Linguaggio inclusivo

Lettera del Magnifico Rettore

La costruzione di un contesto inclusivo richiede il ricorso ad un linguaggio che faccia riferimento ai modelli concettuali maggiormente accreditati e a quanto sostenuto dagli organismi internazionali a cui anche il nostro Paese fa riferimento, come le Nazioni Unite, l’Organizzazione Mondiale della Sanità, la Comunità Europea.

Il linguaggio inclusivo aderisce alle nuove visioni a proposito delle disabilità, delle vulnerabilità, delle condizioni di difficoltà, e nel suo complesso delle diversità, aiutandoci a superare modalità obsolete e veicolanti purtroppo immagini stigmatizzanti e distorte, in grado di rasentare a volte l’offesa.

Alcune espressioni vengono considerate ‘altamente stigmatizzanti’, come ad esempio ‘disabili’, ‘invalidi’, ‘handicappati’, ‘paraplegici’, ‘dislessici’, ‘autistici’, in quanto fanno coincidere l’essere umano con uno degli attributi che lo/la caratterizza, mentre la presenza di una disabilità è solo una parte della vita delle persone.

L’espressione ‘diversamente abile’, oltre ad essere considerata anch’essa stigmatizzante, è scorretta da un punto di vista scientifico e satura di un perbenismo di facciata e di politically correct che, nel migliore dei casi, favorisce pietismo e paternalismo. Tutte le persone di fatto sono diversamente abili: tutte sono riunibili all’interno della cosiddetta distribuzione gaussiana, o curva degli errori, e qualsiasi gruppo, a prescindere dal tratto o dalla dimensione considerata, manifesta variabilità interindividuali.

Analogamente, espressioni quali ‘soffre di’, ‘è affetto da’, ‘è portatore di’, vengono considerate inadeguate in quanto implicherebbero il convincimento che ‘il luogo’ nel quale le disabilità si situerebbero è nell’individuo, il quale o la quale, quasi automaticamente, verrebbe ritenuto ‘malato’ o ‘malata’, ‘sofferente’ e ‘vittima’.

I modelli concettuali più accreditati oggi in materia di inclusione, e per quanto riguarda nello specifico la disabilità, la Convenzione sui Diritti delle Persone con Disabilità dell’Onu, sottoscritta anche dall’Italia, ci invitano a dare attenzione e valore alle persone, agli esseri umani, in primis, aggiungendo, se necessario, l’attributo che si desidera considerare e che caratterizza solo parte della loro vita.

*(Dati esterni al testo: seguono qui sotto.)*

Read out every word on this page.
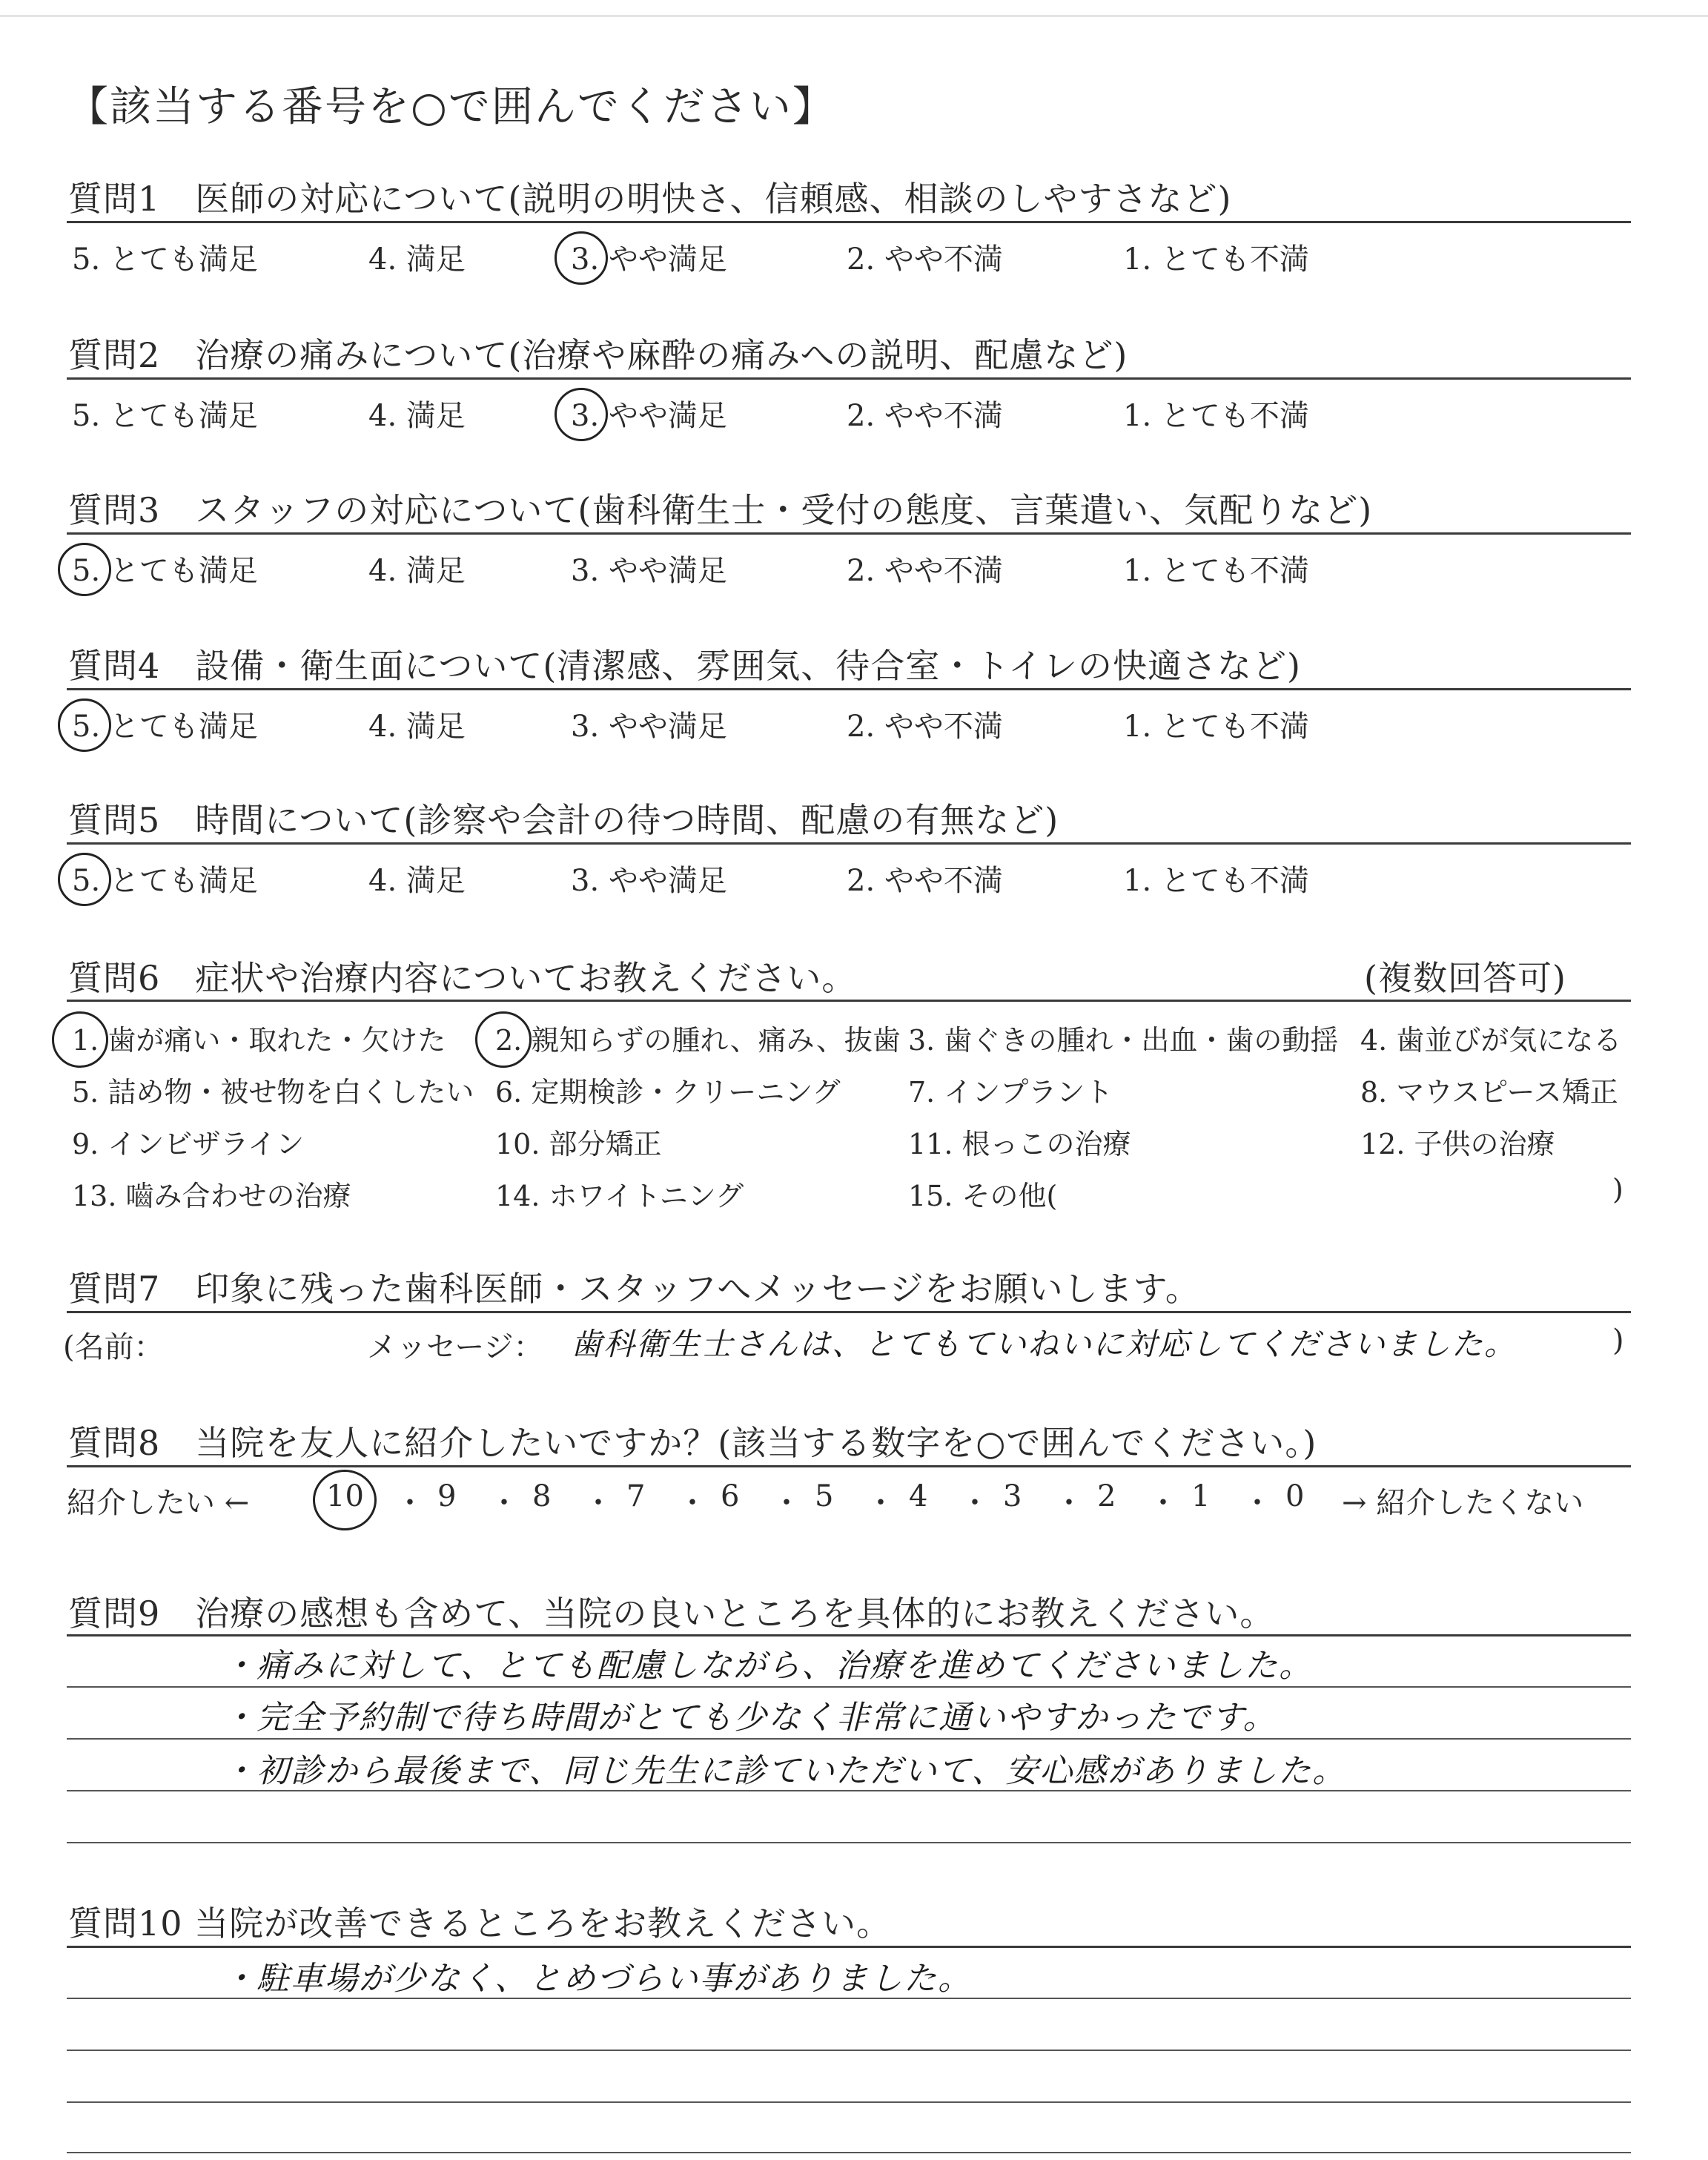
【該当する番号を○で囲んでください】
質問1　医師の対応について(説明の明快さ、信頼感、相談のしやすさなど)
5. とても満足	4. 満足	3. やや満足	2. やや不満	1. とても不満
質問2　治療の痛みについて(治療や麻酔の痛みへの説明、配慮など)
5. とても満足	4. 満足	3. やや満足	2. やや不満	1. とても不満
質問3　スタッフの対応について(歯科衛生士・受付の態度、言葉遣い、気配りなど)
5. とても満足	4. 満足	3. やや満足	2. やや不満	1. とても不満
質問4　設備・衛生面について(清潔感、雰囲気、待合室・トイレの快適さなど)
5. とても満足	4. 満足	3. やや満足	2. やや不満	1. とても不満
質問5　時間について(診察や会計の待つ時間、配慮の有無など)
5. とても満足	4. 満足	3. やや満足	2. やや不満	1. とても不満
質問6　症状や治療内容についてお教えください。	(複数回答可)
1. 歯が痛い・取れた・欠けた 2. 親知らずの腫れ、痛み、抜歯 3. 歯ぐきの腫れ・出血・歯の動揺 4. 歯並びが気になる
5. 詰め物・被せ物を白くしたい 6. 定期検診・クリーニング 7. インプラント	8. マウスピース矯正
9. インビザライン	10. 部分矯正	11. 根っこの治療	12. 子供の治療
13. 嚙み合わせの治療	14. ホワイトニング	15. その他(	)
質問7　印象に残った歯科医師・スタッフへメッセージをお願いします。
(名前：	メッセージ： 歯科衛生士さんは、とてもていねいに対応してくださいました。	)
質問8　当院を友人に紹介したいですか？(該当する数字を○で囲んでください。)
紹介したい ←	→ 紹介したくない
10 ・ 9 ・ 8 ・ 7 ・ 6 ・ 5 ・ 4 ・ 3 ・ 2 ・ 1 ・ 0
質問9　治療の感想も含めて、当院の良いところを具体的にお教えください。
・痛みに対して、とても配慮しながら、治療を進めてくださいました。
・完全予約制で待ち時間がとても少なく非常に通いやすかったです。
・初診から最後まで、同じ先生に診ていただいて、安心感がありました。
質問10 当院が改善できるところをお教えください。
・駐車場が少なく、とめづらい事がありました。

Alcuni esempi di linguaggio inclusivo:

  • Marco Rossi, ovvero il nome e il cognome della persona
  • Abha Kumar, ovvero il nome e il cognome della persona
  • Persona con disabilità
  • Persona con disabilità uditiva
  • Persona con disabilità visiva
  • Persona con autismo
  • Persona con la Sindrome di Down
  • Persona con disabilità motorie
  • Persona con storia di tossicodipendenza
  • Persona con una storia di migrazione
  • Persona con dislessia
  • Studente e/o studentessa con difficoltà di apprendimento
  • Studente e/o studentessa con difficoltà linguistiche
  • Lavoratrice e/o lavoratore con invalidità

In questa sessione sono previsti materiali di approfondimento relativamente alle questioni del linguaggio, che permettono di ampliare le considerazioni, stimolare ulteriori riflessioni, promuovere il ricorso ad un linguaggio rispettoso delle persone, foriero di visioni attente alla dignità e all’unicità di ognuna e di ognuno.